Brilliant observations!

BB8, I will give you credit for the Count thing. And to all of you who think the Count has a lady on the side--most definitely.

To all of you who said that the Countess needs to get over herself. I agree. She said it wasn't an issue of superiority but it was. If it was about respect then she would call Rosanna Mrs. Whatever.

I do prefer the OC cast (minus Jo) over the NYC one. Both are entertaining to watch, but the OC ladies seem to be more up front about their problems.

I ♥ You said...

finally watched it! OMG!!! Alex and Simon are insufferable! I love how despite the French Au Pair and the French vacations that little Frac will still not speak a lick of it back to them. Can we touch on the backyard from which they called Bethenny to invite her to the birthday party??? Crack houses have more manicured lawns. I guess Cavalli doesn't make gardening gloves. And their house! They totally present themselves as one thing when they are clearly another. I would imagine their credit card bills look like a phone book.

Jill- snooze. You and your gay husband bore me!!!!

Bethenny- we get it. You want to have a kid. Put some of your eggs on ice sister. You are a chef. How have you not thought about that yet?

Ramoner- clearly this was your episode and you owned it! I think my favorite thing about you is that you think that cocktail attire includes the boots that Julia Roberts wore in the opening scenes of Pretty Woman. And the dancing...it was almost as bad as your fake apology to Bethenny. You are nuts. And your daughter looks like a Jr. Tori Spelling. And your husband creeps me out.

The countess- Is she for reals? Mrs. Delesspes or whatever? please. I also love how she gets away with being super judgmental by saying things like "but we won't let it ruin our evening" which points out someone more bitchy than herself.
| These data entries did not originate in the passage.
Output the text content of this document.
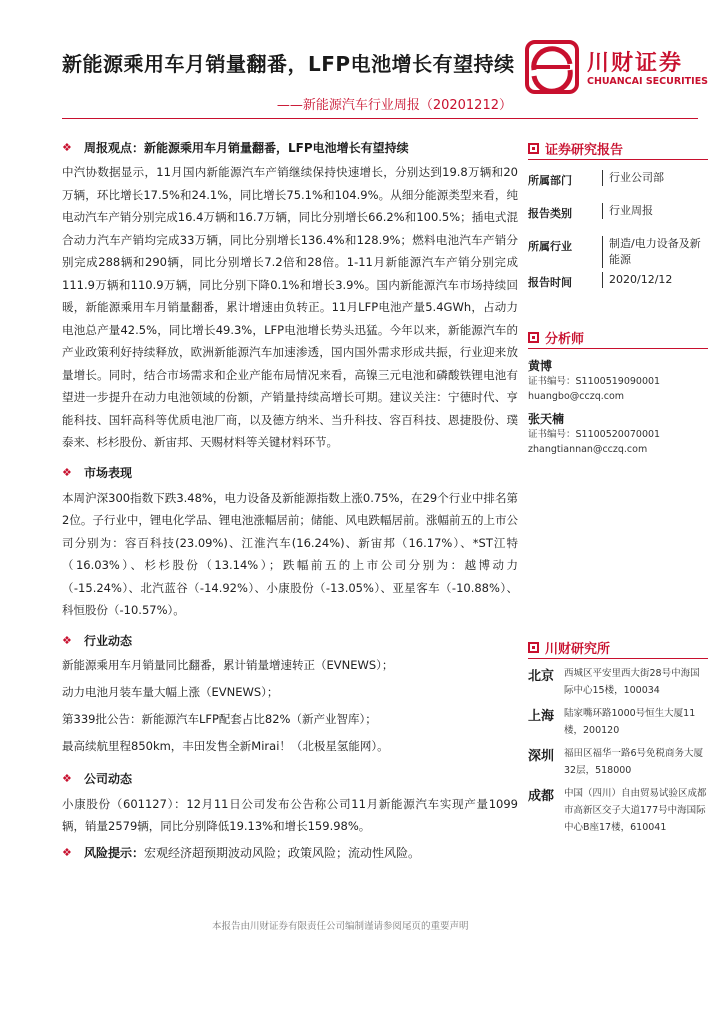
新能源乘用车月销量翻番，LFP电池增长有望持续
——新能源汽车行业周报（20201212）
川财证券
CHUANCAI SECURITIES
❖ 周报观点：新能源乘用车月销量翻番，LFP电池增长有望持续

中汽协数据显示，11月国内新能源汽车产销继续保持快速增长，分别达到19.8万辆和20万辆，环比增长17.5%和24.1%，同比增长75.1%和104.9%。从细分能源类型来看，纯电动汽车产销分别完成16.4万辆和16.7万辆，同比分别增长66.2%和100.5%；插电式混合动力汽车产销均完成33万辆，同比分别增长136.4%和128.9%；燃料电池汽车产销分别完成288辆和290辆，同比分别增长7.2倍和28倍。1-11月新能源汽车产销分别完成111.9万辆和110.9万辆，同比分别下降0.1%和增长3.9%。国内新能源汽车市场持续回暖，新能源乘用车月销量翻番，累计增速由负转正。11月LFP电池产量5.4GWh，占动力电池总产量42.5%，同比增长49.3%，LFP电池增长势头迅猛。今年以来，新能源汽车的产业政策利好持续释放，欧洲新能源汽车加速渗透，国内国外需求形成共振，行业迎来放量增长。同时，结合市场需求和企业产能布局情况来看，高镍三元电池和磷酸铁锂电池有望进一步提升在动力电池领域的份额，产销量持续高增长可期。建议关注：宁德时代、亨能科技、国轩高科等优质电池厂商，以及德方纳米、当升科技、容百科技、恩捷股份、璞泰来、杉杉股份、新宙邦、天赐材料等关键材料环节。

❖ 市场表现

本周沪深300指数下跌3.48%，电力设备及新能源指数上涨0.75%，在29个行业中排名第2位。子行业中，锂电化学品、锂电池涨幅居前；储能、风电跌幅居前。涨幅前五的上市公司分别为：容百科技(23.09%)、江淮汽车(16.24%)、新宙邦（16.17%）、*ST江特（16.03%）、杉杉股份（13.14%）；跌幅前五的上市公司分别为：越博动力（-15.24%）、北汽蓝谷（-14.92%）、小康股份（-13.05%）、亚星客车（-10.88%）、科恒股份（-10.57%）。

❖ 行业动态
新能源乘用车月销量同比翻番，累计销量增速转正（EVNEWS）；
动力电池月装车量大幅上涨（EVNEWS）；
第339批公告：新能源汽车LFP配套占比82%（新产业智库）；
最高续航里程850km，丰田发售全新Mirai！（北极星氢能网）。
❖ 公司动态

小康股份（601127）：12月11日公司发布公告称公司11月新能源汽车实现产量1099辆，销量2579辆，同比分别降低19.13%和增长159.98%。

❖ 风险提示： 宏观经济超预期波动风险；政策风险；流动性风险。
本报告由川财证券有限责任公司编制谨请参阅尾页的重要声明
证券研究报告
所属部门	行业公司部
报告类别	行业周报
所属行业	制造/电力设备及新能源
报告时间	2020/12/12
分析师
黄博
证书编号：S1100519090001
huangbo@cczq.com
张天楠
证书编号：S1100520070001
zhangtiannan@cczq.com
川财研究所
北京	西城区平安里西大街28号中海国际中心15楼，100034
上海	陆家嘴环路1000号恒生大厦11楼，200120
深圳	福田区福华一路6号免税商务大厦32层，518000
成都	中国（四川）自由贸易试验区成都市高新区交子大道177号中海国际中心B座17楼，610041
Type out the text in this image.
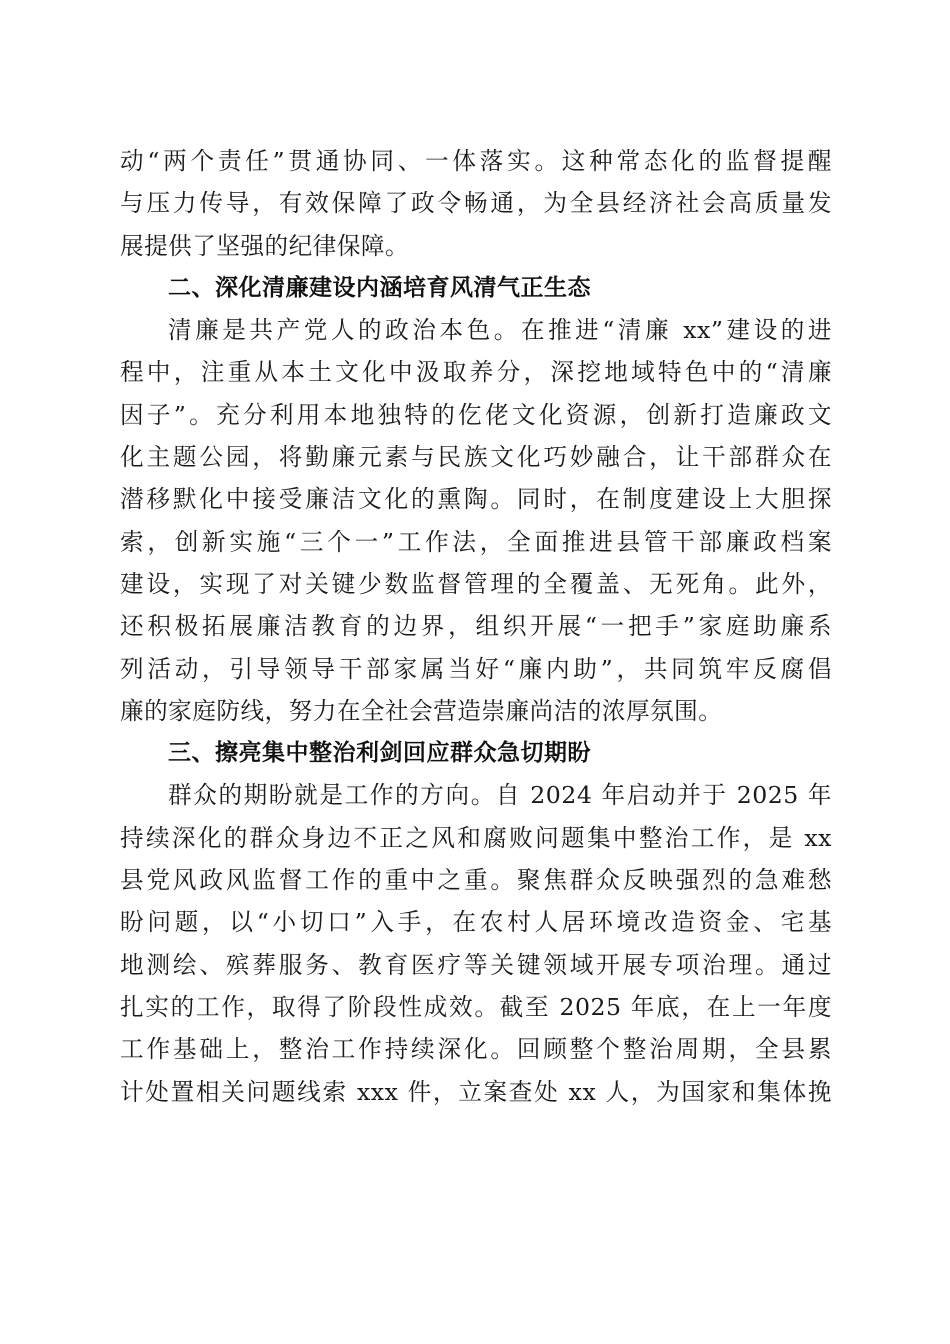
动“两个责任”贯通协同、一体落实。这种常态化的监督提醒
与压力传导，有效保障了政令畅通，为全县经济社会高质量发
展提供了坚强的纪律保障。
二、深化清廉建设内涵培育风清气正生态
清廉是共产党人的政治本色。在推进“清廉 xx”建设的进
程中，注重从本土文化中汲取养分，深挖地域特色中的“清廉
因子”。充分利用本地独特的仡佬文化资源，创新打造廉政文
化主题公园，将勤廉元素与民族文化巧妙融合，让干部群众在
潜移默化中接受廉洁文化的熏陶。同时，在制度建设上大胆探
索，创新实施“三个一”工作法，全面推进县管干部廉政档案
建设，实现了对关键少数监督管理的全覆盖、无死角。此外，
还积极拓展廉洁教育的边界，组织开展“一把手”家庭助廉系
列活动，引导领导干部家属当好“廉内助”，共同筑牢反腐倡
廉的家庭防线，努力在全社会营造崇廉尚洁的浓厚氛围。
三、擦亮集中整治利剑回应群众急切期盼
群众的期盼就是工作的方向。自 2024 年启动并于 2025 年
持续深化的群众身边不正之风和腐败问题集中整治工作，是 xx
县党风政风监督工作的重中之重。聚焦群众反映强烈的急难愁
盼问题，以“小切口”入手，在农村人居环境改造资金、宅基
地测绘、殡葬服务、教育医疗等关键领域开展专项治理。通过
扎实的工作，取得了阶段性成效。截至 2025 年底，在上一年度
工作基础上，整治工作持续深化。回顾整个整治周期，全县累
计处置相关问题线索 xxx 件，立案查处 xx 人，为国家和集体挽
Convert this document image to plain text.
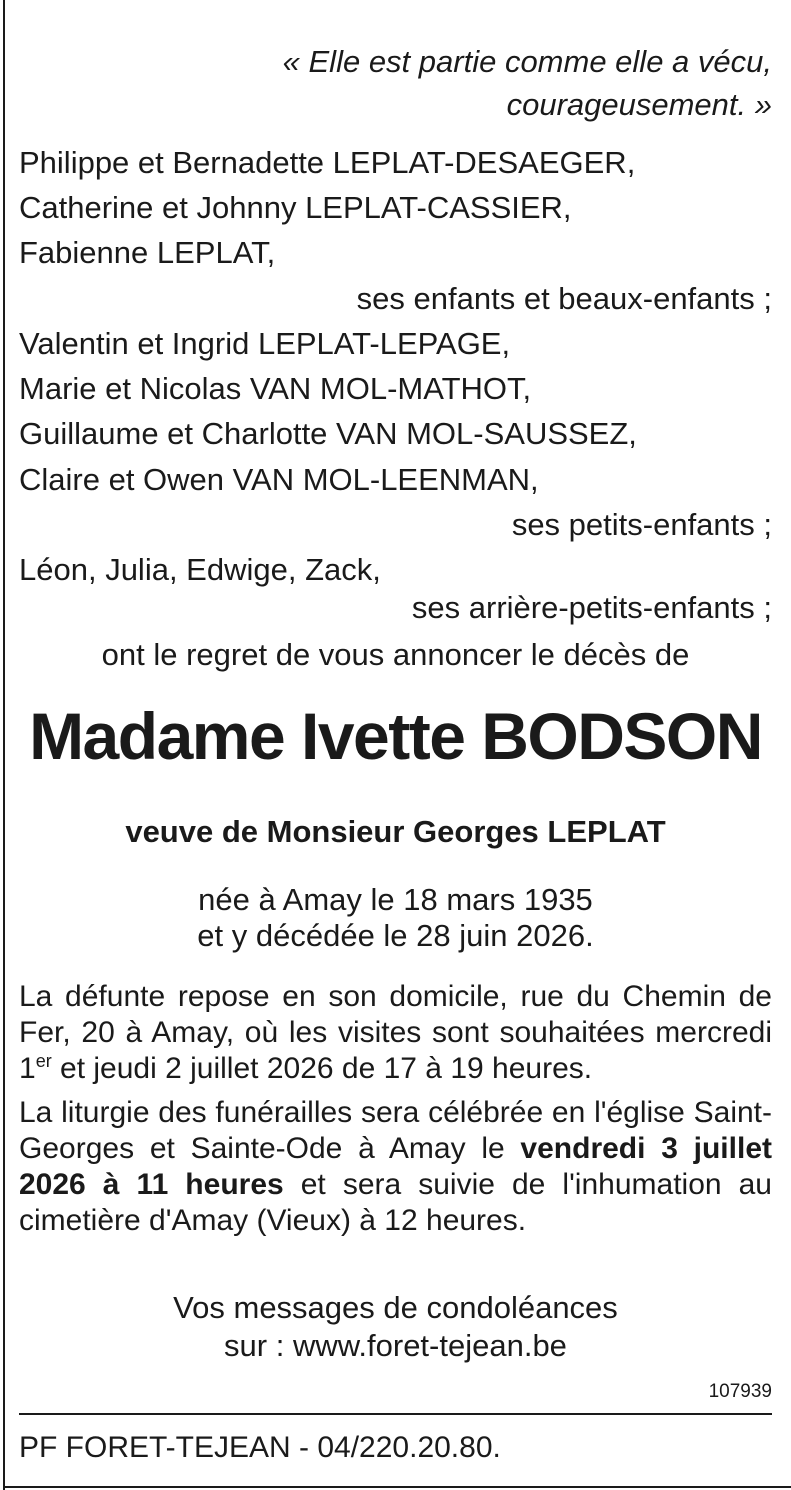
« Elle est partie comme elle a vécu,
courageusement. »
Philippe et Bernadette LEPLAT-DESAEGER,
Catherine et Johnny LEPLAT-CASSIER,
Fabienne LEPLAT,
ses enfants et beaux-enfants ;
Valentin et Ingrid LEPLAT-LEPAGE,
Marie et Nicolas VAN MOL-MATHOT,
Guillaume et Charlotte VAN MOL-SAUSSEZ,
Claire et Owen VAN MOL-LEENMAN,
ses petits-enfants ;
Léon, Julia, Edwige, Zack,
ses arrière-petits-enfants ;
ont le regret de vous annoncer le décès de
Madame Ivette BODSON
veuve de Monsieur Georges LEPLAT
née à Amay le 18 mars 1935
et y décédée le 28 juin 2026.
La défunte repose en son domicile, rue du Chemin de Fer, 20 à Amay, où les visites sont souhaitées mercredi 1er et jeudi 2 juillet 2026 de 17 à 19 heures.
La liturgie des funérailles sera célébrée en l'église Saint-Georges et Sainte-Ode à Amay le vendredi 3 juillet 2026 à 11 heures et sera suivie de l'inhumation au cimetière d'Amay (Vieux) à 12 heures.
Vos messages de condoléances
sur : www.foret-tejean.be
107939
PF FORET-TEJEAN - 04/220.20.80.
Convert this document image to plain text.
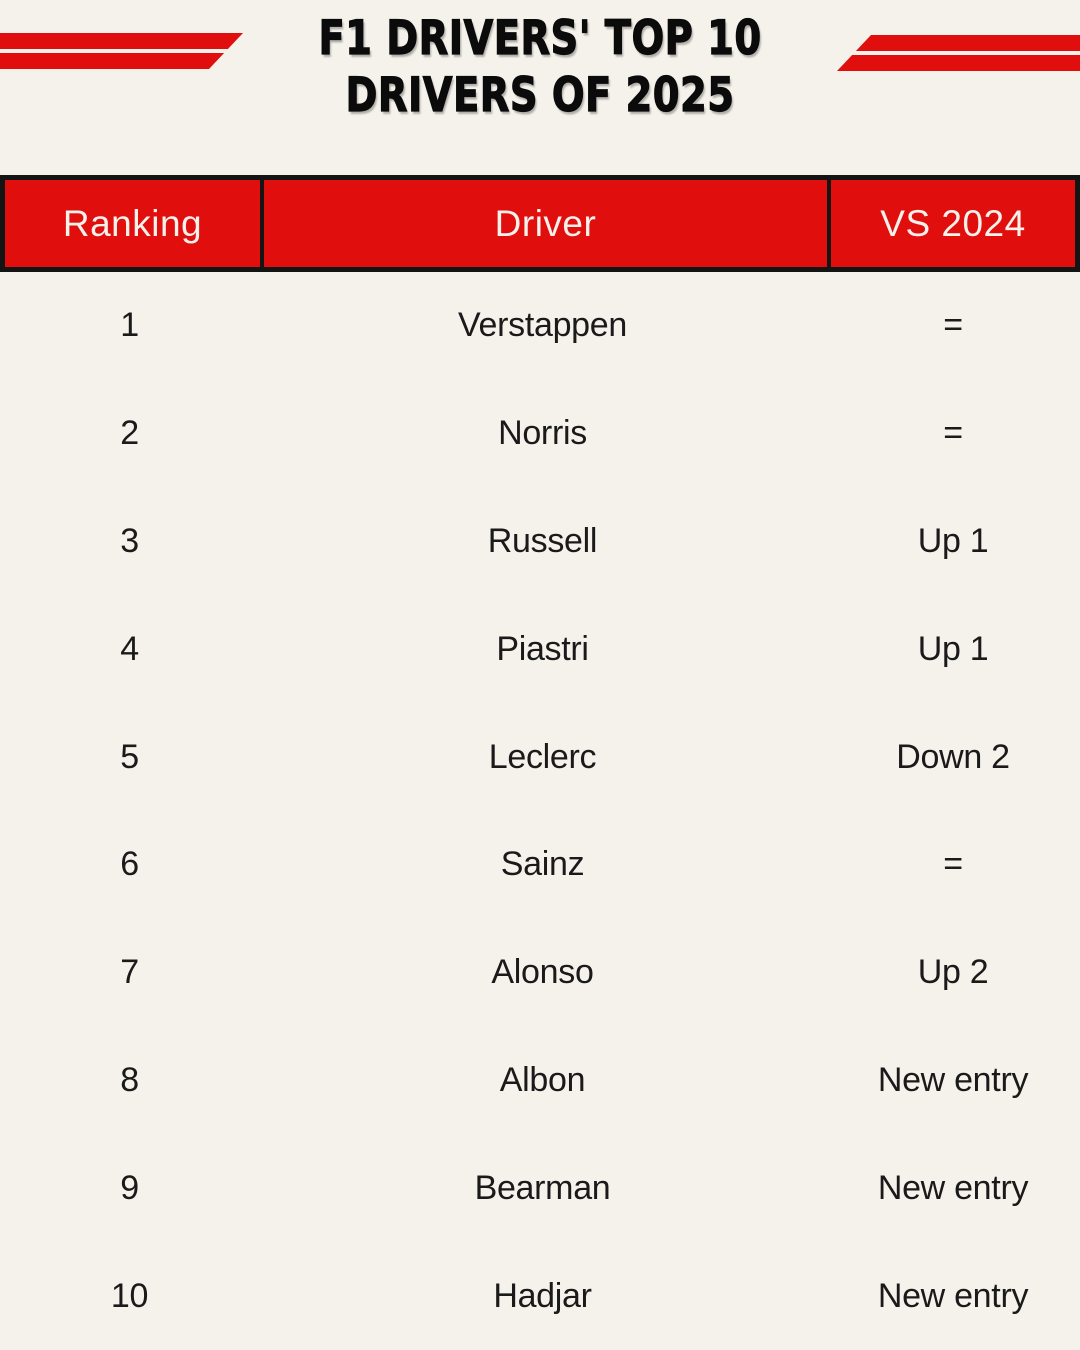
F1 DRIVERS' TOP 10
DRIVERS OF 2025
Ranking	Driver	VS 2024
1	Verstappen	=
2	Norris	=
3	Russell	Up 1
4	Piastri	Up 1
5	Leclerc	Down 2
6	Sainz	=
7	Alonso	Up 2
8	Albon	New entry
9	Bearman	New entry
10	Hadjar	New entry
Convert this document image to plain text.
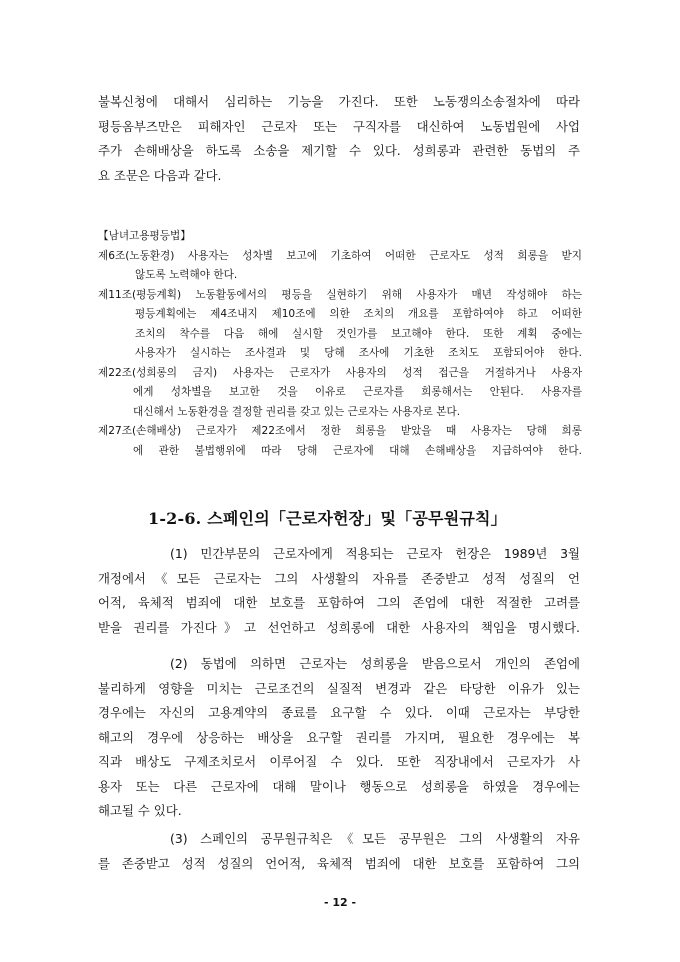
불복신청에 대해서 심리하는 기능을 가진다. 또한 노동쟁의소송절차에 따라
평등옴부즈만은 피해자인 근로자 또는 구직자를 대신하여 노동법원에 사업
주가 손해배상을 하도록 소송을 제기할 수 있다. 성희롱과 관련한 동법의 주
요 조문은 다음과 같다.
【남녀고용평등법】
제6조(노동환경) 사용자는 성차별 보고에 기초하여 어떠한 근로자도 성적 희롱을 받지
않도록 노력해야 한다.
제11조(평등계획) 노동활동에서의 평등을 실현하기 위해 사용자가 매년 작성해야 하는
평등계획에는 제4조내지 제10조에 의한 조치의 개요를 포함하여야 하고 어떠한
조치의 착수를 다음 해에 실시할 것인가를 보고해야 한다. 또한 계획 중에는
사용자가 실시하는 조사결과 및 당해 조사에 기초한 조치도 포함되어야 한다.
제22조(성희롱의 금지) 사용자는 근로자가 사용자의 성적 접근을 거절하거나 사용자
에게 성차별을 보고한 것을 이유로 근로자를 희롱해서는 안된다. 사용자를
대신해서 노동환경을 결정할 권리를 갖고 있는 근로자는 사용자로 본다.
제27조(손해배상) 근로자가 제22조에서 정한 희롱을 받았을 때 사용자는 당해 희롱
에 관한 불법행위에 따라 당해 근로자에 대해 손해배상을 지급하여야 한다.
1-2-6. 스페인의「근로자헌장」및「공무원규칙」
(1) 민간부문의 근로자에게 적용되는 근로자 헌장은 1989년 3월
개정에서《모든 근로자는 그의 사생활의 자유를 존중받고 성적 성질의 언
어적, 육체적 범죄에 대한 보호를 포함하여 그의 존엄에 대한 적절한 고려를
받을 권리를 가진다》고 선언하고 성희롱에 대한 사용자의 책임을 명시했다.
(2) 동법에 의하면 근로자는 성희롱을 받음으로서 개인의 존엄에
불리하게 영향을 미치는 근로조건의 실질적 변경과 같은 타당한 이유가 있는
경우에는 자신의 고용계약의 종료를 요구할 수 있다. 이때 근로자는 부당한
해고의 경우에 상응하는 배상을 요구할 권리를 가지며, 필요한 경우에는 복
직과 배상도 구제조치로서 이루어질 수 있다. 또한 직장내에서 근로자가 사
용자 또는 다른 근로자에 대해 말이나 행동으로 성희롱을 하였을 경우에는
해고될 수 있다.
(3) 스페인의 공무원규칙은《모든 공무원은 그의 사생활의 자유
를 존중받고 성적 성질의 언어적, 육체적 범죄에 대한 보호를 포함하여 그의
- 12 -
She totally reminds me of the kind of friend you would talk shit about another person with and then she would go tell that person everything you said and then sit back and watch a cat fight and pretend to be all innocent.

Ok- i am done. this is the longest comment ever. xo

whogivesaFwhatIdo said...

Great recap SGM! I don't know what I could say that others haven't already said. I think the general consensus is that Ramoner acted like a rude nut job. And Alex and Simon, I'm starting to feel sorry for them at this point. They just seem so desperate to be accepted into high society. Was it just me or did Alex look like she raided Wilma Flintstone's closet for opening night at the Met?